What we do have is a wider understanding of how to use these techniques on our various data sources.
What we have is a lot more tools that allow us to perform these tasks a lot easier, at greater speed, with more functionality and without the need to fully understand the hard core maths that is going on behind the scenes.
What we have is a lot more languages to perform these tasks and to support the vast amount of work that goes into understanding the data and preparing the data.
Someone thing for all of us to watch out for, when we ready about these topics, is what kind of problem area they are addressing. The following table illustrates the three main types or categories of Analytics. These categories are Descriptive Analytics, Predictive Analytics and Prescriptive Analytics. I think most people would agree that the Descriptive and Predictive Analytics categories are very mature at this stage. With Predictive Analytics we are perhaps still evolving in this category and a lot more work needs to be done before this this become wide spread.
Some people talk as if Predictive Analytics is some new and exciting topic. But isn’t all that new. It was been around for the past 30+ years. If you go back over the Gartner Hype Cycle that comes out every September, Predictive Analytics is no longer being shown on this graph. The last time it appeared on the Gartner Hype Cycle was back in 2013 and it was positioned on the far right of the graph in the section called Plateau of Productivity.
So Predictive Analytics is very mature and main stream. Part of the reason that it is main stream is that Predictive Analytics has allowed for a new category of Analytics to evolve and this is Automatic Analytics.

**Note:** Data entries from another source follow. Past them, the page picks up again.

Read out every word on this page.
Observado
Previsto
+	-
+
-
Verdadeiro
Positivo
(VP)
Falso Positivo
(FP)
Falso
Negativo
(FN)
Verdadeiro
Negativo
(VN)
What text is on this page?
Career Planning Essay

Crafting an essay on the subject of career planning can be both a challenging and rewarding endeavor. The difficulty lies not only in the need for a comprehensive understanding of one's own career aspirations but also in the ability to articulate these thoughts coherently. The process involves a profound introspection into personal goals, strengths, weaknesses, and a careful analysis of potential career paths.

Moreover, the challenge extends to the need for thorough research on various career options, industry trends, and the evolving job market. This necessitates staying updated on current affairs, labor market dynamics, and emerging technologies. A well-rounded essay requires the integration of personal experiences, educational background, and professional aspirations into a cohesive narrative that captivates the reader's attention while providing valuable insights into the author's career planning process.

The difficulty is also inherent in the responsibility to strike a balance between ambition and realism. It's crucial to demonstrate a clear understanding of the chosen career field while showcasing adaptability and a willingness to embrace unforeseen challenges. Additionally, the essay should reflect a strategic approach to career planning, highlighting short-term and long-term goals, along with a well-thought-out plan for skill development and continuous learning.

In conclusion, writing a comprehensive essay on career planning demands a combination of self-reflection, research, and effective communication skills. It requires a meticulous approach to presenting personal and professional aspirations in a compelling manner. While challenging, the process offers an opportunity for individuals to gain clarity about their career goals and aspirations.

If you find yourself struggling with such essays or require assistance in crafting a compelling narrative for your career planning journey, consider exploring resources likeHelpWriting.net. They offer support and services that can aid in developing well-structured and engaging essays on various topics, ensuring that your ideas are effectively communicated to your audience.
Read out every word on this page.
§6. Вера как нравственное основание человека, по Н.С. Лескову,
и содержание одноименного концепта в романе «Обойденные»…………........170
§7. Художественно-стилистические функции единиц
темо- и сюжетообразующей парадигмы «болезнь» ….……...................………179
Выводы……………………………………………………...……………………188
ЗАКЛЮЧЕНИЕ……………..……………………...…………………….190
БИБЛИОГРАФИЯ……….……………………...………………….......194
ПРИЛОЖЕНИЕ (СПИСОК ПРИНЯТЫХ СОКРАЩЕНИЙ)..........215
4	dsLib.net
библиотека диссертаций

Automatic Analytics is where Advanced and Predictive Analytics has been build into our day to day applications that are used to run our business. We do not need the hard core type of data scientists to perform various analytic on our data. Instead these task, once they have been defined, can then be added to our applications to process, evaluate and make decisions all automatically. This is were we need the data scientists to be able to communicate with the business and be able to work with them to solve real world business projects. This is a different type of data scientist to the “hard” core data scientist who delves into the various statistical methods, machine learning methods, data management methods, etc.
The following table extends the table given above to include Automatic Analytics, and is my own take on how and where Automatic Analytics fits.
Every time we get an insurance quote, health insurance quote, get a “random” call from our Telco offering a free upgrade, get our loyalty card statements, get a loan from the bank, look at or buy a book on Amazon, etc. the list could go on and on, but these are all examples of how predictive analytics has been automated into our everyday business application.
But this is nothing new. When I first got into data mining/predictive analytics over 16 years ago, it was considered a common thing that certain types of companies did. What has happened in the time since and particularly in the past few years is that a lot more people are seeing the value in using it.
Before I finish off this post we can have a quick look at what Oracle has been doing in this area. They have their Advanced Analytics Option and Real-Time Decisions tools to all data scientists do their magic. But over the past X years (nobody can give me an exact number) they have been very, very active in building in lots and lots of predictive analytics into their various business applications, particularly with into with Fusion Apps and BI Apps.
A recent quote from Oracle highlights their aim with this,
” … products designed to close the gap between data scientists and businesses.“
Now with Oracle making a big push to the cloud, they are busy adding in more and more Automatic (Predictive) Analytics into their Cloud Applications. What we need from Oracle is a clearer identification of where they have done this. Plus with the migration of their Apps to the cloud, their Advanced Analytics Option is a core part of their Cloud platform. As they upgrade or add new features into their Cloud Apps, you will now be able to get the benefit of these Automatic (Predictive) Analytics as they come available.